The 3 months correlation between Invesco and Multi is 0.68. Overlapping area represents the amount of risk that can be diversified away by holding Invesco EQQQ NASDAQ 100 and Multi Units Luxembourg in the same portfolio, assuming nothing else is changed. The correlation between historical prices or returns on Multi Units Luxembourg and Invesco EQQQ is a relative statistical measure of the degree to which these equity instruments tend to move together. The correlation coefficient measures the extent to which returns on Invesco EQQQ NASDAQ 100 are associated (or correlated) with Multi Units. Values of the correlation coefficient range from -1 to +1, where. The correlation of zero (0) is possible when the price movement of Multi Units Luxembourg has no effect on the direction of Invesco EQQQ i.e., Invesco EQQQ and Multi Units go up and down completely randomly.

Pair Corralation between Invesco EQQQ and Multi Units

Assuming the 90 days trading horizon Invesco EQQQ is expected to generate 1.29 times less return on investment than Multi Units. But when comparing it to its historical volatility, Invesco EQQQ NASDAQ 100 is 1.41 times less risky than Multi Units. It trades about 0.08 of its potential returns per unit of risk. Multi Units Luxembourg is currently generating about 0.07 of returns per unit of risk over similar time horizon. If you would invest  15,892  in Multi Units Luxembourg on September 29, 2024 and sell it today you would earn a total of  2,372  from holding Multi Units Luxembourg or generate 14.93% return on investment over 90 days.
Time Period3 Months [change]
DirectionMoves Together 
StrengthSignificant
Accuracy100.0%
ValuesDaily Returns

Invesco EQQQ NASDAQ 100  vs.  Multi Units Luxembourg

 Performance 
       Timeline  
Invesco EQQQ NASDAQ 

Risk-Adjusted Performance

17 of 100

 
Weak
 
Strong
Solid
Compared to the overall equity markets, risk-adjusted returns on investments in Invesco EQQQ NASDAQ 100 are ranked lower than 17 (%) of all global equities and portfolios over the last 90 days. Despite somewhat weak basic indicators, Invesco EQQQ sustained solid returns over the last few months and may actually be approaching a breakup point.
Multi Units Luxembourg 

Risk-Adjusted Performance

4 of 100

 
Weak
 
Strong
Insignificant
Compared to the overall equity markets, risk-adjusted returns on investments in Multi Units Luxembourg are ranked lower than 4 (%) of all global equities and portfolios over the last 90 days. Despite somewhat strong fundamental indicators, Multi Units is not utilizing all of its potentials. The current stock price disturbance, may contribute to short-term losses for the investors.

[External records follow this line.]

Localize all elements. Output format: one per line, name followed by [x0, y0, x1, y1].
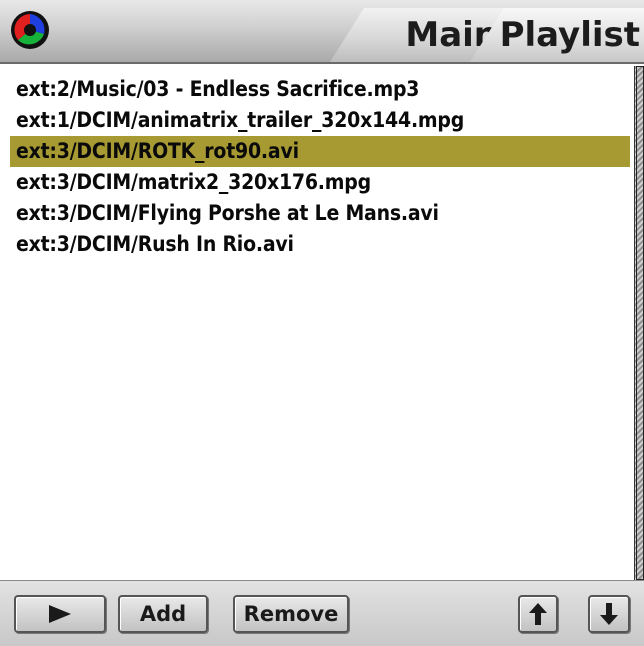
remove-button[interactable]: Remove	[233, 595, 349, 633]
move-up-button[interactable]	[518, 595, 558, 633]
add-button[interactable]: Add	[118, 595, 208, 633]
title-bar: Main Playlist	[0, 0, 644, 64]
arrow-up-icon	[529, 603, 547, 625]
play-button[interactable]	[14, 595, 106, 633]
list-item[interactable]: ext:3/DCIM/Flying Porshe at Le Mans.avi	[10, 198, 630, 229]
tab-playlist-label: Playlist	[499, 15, 640, 55]
list-item[interactable]: ext:3/DCIM/matrix2_320x176.mpg	[10, 167, 630, 198]
arrow-down-icon	[600, 603, 618, 625]
app-logo-icon[interactable]	[10, 10, 50, 50]
list-item[interactable]: ext:2/Music/03 - Endless Sacrifice.mp3	[10, 74, 630, 105]
bottom-toolbar: Add Remove	[0, 580, 644, 646]
list-item-selected[interactable]: ext:3/DCIM/ROTK_rot90.avi	[10, 136, 630, 167]
scrollbar-thumb[interactable]	[636, 66, 644, 580]
scrollbar[interactable]	[634, 66, 644, 580]
playlist: ext:2/Music/03 - Endless Sacrifice.mp3 e…	[10, 74, 630, 576]
list-item[interactable]: ext:1/DCIM/animatrix_trailer_320x144.mpg	[10, 105, 630, 136]
move-down-button[interactable]	[588, 595, 630, 633]
list-item[interactable]: ext:3/DCIM/Rush In Rio.avi	[10, 229, 630, 260]
play-icon	[49, 605, 71, 623]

Invesco EQQQ and Multi Units Volatility Contrast

   Predicted Return Density   
       Returns  

Pair Trading with Invesco EQQQ and Multi Units

The main advantage of trading using opposite Invesco EQQQ and Multi Units positions is that it hedges away some unsystematic risk. Because of two separate transactions, even if Invesco EQQQ position performs unexpectedly, Multi Units can make up some of the losses. Pair trading also minimizes risk from directional movements in the market. For example, if an entire industry or sector drops because of unexpected headlines, the short position in Multi Units will offset losses from the drop in Multi Units' long position.
The idea behind Invesco EQQQ NASDAQ 100 and Multi Units Luxembourg pairs trading is to make the combined position market-neutral, meaning the overall market's direction will not affect its win or loss (or potential downside or upside). This can be achieved by designing a pairs trade with two highly correlated stocks or equities that operate in a similar space or sector, making it possible to obtain profits through simple and relatively low-risk investment.
Check out your portfolio center.
Note that this page's information should be used as a complementary analysis to find the right mix of equity instruments to add to your existing portfolios or create a brand new portfolio. You can also try the Pattern Recognition module to use different Pattern Recognition models to time the market across multiple global exchanges.